La piccola imprenditoria in Sicilia: quante sono le piccole imprese? In quali province sono maggiormente diffuse? Quali settori produttivi sono favoriti?
La piccola impresa è diffusa in maniera omogenea in tutte le 9 province siciliane e rappresenta l’asse portante del sistema produttivo, soprattutto oggi dopo il venir meno, nel nostro territorio, di una grande industria come la Fiat. Agricoltura, Artigianato e Commercio sono i settori in cui operano le oltre 300.000 imprese del territorio siciliano.

La Regione offre degli incentivi a chi decide di avviare una nuova attività in Sicilia?
Purtroppo oggi in Sicilia non c’è alcuna misura incentivante per le imprese Start Up.

Quali sono le maggiori difficoltà che un aspirante imprenditore deve affrontare nell’avviare la propria attività?
I giovani che vogliono intraprendere una nuova attività imprenditoriale devono combattere con la burocrazia per le autorizzazioni e con le banche per i finanziamenti necessari.

Negli ultimi giorni è balzata alle cronache la notizia di un possibile rischio default della Sicilia. Le cose stanno davvero così?
Non so se la Sicilia stia rischiando di fallire, quello che so è che migliaia di imprenditori siciliani sono in difficoltà soprattutto perché la Regione Sicilia non fa niente per il lavoro produttivo dentro le imprese.

A questo proposito, lo Stato ha reagito con l’immissione di 400 milioni di euro nelle case della Sicilia. Il problema della mancanza di liquidità quali conseguenze ha avuto sulla piccola imprenditoria? Quante imprese sono state costrette a chiudere?
Al 31 dicembre del 2011 le imprese artigiane iscritte agli albi camerali risultavano 5 000 in meno rispetto a qualche anno fa.

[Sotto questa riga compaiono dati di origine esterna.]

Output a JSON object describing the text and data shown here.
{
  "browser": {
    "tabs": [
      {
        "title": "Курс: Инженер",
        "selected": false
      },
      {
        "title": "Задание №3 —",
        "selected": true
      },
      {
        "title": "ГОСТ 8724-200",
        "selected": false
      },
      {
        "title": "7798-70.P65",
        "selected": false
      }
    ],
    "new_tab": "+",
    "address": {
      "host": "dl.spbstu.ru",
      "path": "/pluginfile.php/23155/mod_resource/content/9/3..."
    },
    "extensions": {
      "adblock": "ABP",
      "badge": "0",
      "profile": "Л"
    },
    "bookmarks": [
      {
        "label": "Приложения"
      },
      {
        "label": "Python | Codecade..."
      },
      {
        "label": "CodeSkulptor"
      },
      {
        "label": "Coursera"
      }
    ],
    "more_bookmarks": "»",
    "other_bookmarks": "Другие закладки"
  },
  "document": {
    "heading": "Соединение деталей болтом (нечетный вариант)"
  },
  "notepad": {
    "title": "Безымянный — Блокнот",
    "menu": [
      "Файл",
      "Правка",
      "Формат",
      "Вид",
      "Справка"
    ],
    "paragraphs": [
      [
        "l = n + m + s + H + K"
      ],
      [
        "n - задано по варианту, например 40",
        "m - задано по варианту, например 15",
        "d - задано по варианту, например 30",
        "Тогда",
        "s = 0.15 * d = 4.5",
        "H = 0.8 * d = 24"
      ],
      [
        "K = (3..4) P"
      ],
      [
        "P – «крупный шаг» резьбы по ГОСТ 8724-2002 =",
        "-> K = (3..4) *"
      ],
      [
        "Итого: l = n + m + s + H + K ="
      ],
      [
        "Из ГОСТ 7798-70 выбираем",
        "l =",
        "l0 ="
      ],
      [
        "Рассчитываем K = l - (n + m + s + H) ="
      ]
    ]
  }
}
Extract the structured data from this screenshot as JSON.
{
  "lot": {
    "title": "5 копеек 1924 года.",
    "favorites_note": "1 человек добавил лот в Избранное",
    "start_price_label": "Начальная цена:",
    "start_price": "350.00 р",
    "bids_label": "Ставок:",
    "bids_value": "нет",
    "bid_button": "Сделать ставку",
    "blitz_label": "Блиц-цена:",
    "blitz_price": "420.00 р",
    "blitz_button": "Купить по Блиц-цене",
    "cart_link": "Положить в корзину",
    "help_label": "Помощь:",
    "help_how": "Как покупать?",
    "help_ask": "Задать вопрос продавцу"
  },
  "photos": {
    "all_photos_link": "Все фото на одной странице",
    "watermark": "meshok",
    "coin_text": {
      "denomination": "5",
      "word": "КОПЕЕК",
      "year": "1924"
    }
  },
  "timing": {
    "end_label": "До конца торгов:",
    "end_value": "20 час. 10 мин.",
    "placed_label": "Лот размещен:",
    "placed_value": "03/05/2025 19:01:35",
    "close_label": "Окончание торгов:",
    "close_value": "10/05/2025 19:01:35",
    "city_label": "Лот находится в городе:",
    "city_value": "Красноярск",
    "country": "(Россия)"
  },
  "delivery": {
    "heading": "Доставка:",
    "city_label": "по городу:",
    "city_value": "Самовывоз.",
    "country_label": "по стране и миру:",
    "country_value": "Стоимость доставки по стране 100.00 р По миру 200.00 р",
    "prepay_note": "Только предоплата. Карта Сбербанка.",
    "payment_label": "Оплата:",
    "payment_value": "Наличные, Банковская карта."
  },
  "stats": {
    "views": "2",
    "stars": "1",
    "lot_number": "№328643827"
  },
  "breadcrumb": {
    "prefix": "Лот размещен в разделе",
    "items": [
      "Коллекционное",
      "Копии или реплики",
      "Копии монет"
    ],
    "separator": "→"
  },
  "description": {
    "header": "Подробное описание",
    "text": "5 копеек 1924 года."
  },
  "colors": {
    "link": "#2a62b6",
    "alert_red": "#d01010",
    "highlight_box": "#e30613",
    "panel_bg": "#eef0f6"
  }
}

Le conseguenze di un calo così profondo sono da riscontrarsi nella crisi economica e nell’ assoluta mancanza di iniziative da parte della Regione e dello Stato volte a contrastare la crisi.

Quanto la pressione fiscale (in questi giorni si parla di livelli record, pari al 55%) soffoca la piccola e media imprenditoria in Sicilia?
La pressione fiscale è molto più pesante in Sicilia che nel resto del Paese per l’inefficienza degli Enti locali e della Regione. Sulle imprese Siciliane si riversa il costo della macchina pubblica regionale e i costi della Sanità, l’Irap costa di più alle imprese siciliane che alle imprese del nord.

La conseguenza di una pressione fiscale così alta è l’evasione? Quanto è diffusa?
Il lavoro nero e l’evasione sono una piaga che affligge tutte e 9 le province siciliane. Si tratta di fenomeni che vanno contrastati, lo Stato deve intervenire, soprattutto in alcuni settori, come quello dei servizi alle persone.

Su cosa dovrebbe puntare la piccola imprenditoria siciliana in un momento di crisi così forte come quello che stiamo vivendo?
La preoccupazione dell’imprenditoria siciliana dovrebbe essere quella di puntare sui mercati interregionali e su processi e prodotti innovativi.

Che cosa potrebbe fare lo Stato per venire in soccorso delle piccole realtà imprenditoriali della vostra regione?
Lo Stato deve assicurare sicurezza alle imprese , liberalizzazioni, riduzione della spesa pubblica e quindi delle tasse e soprattutto sburocratizzazione di tutte le procedure.

La Sicilia ha la classe politica che si merita? Secondo noi no, secondo lei?
Ogni popolo ha la classe politica che si merita perché la sceglie con il proprio voto. E’ tempo che i siciliani scelgano di cambiare davvero, rinnovando e ringiovanendo la propria rappresentanza politica.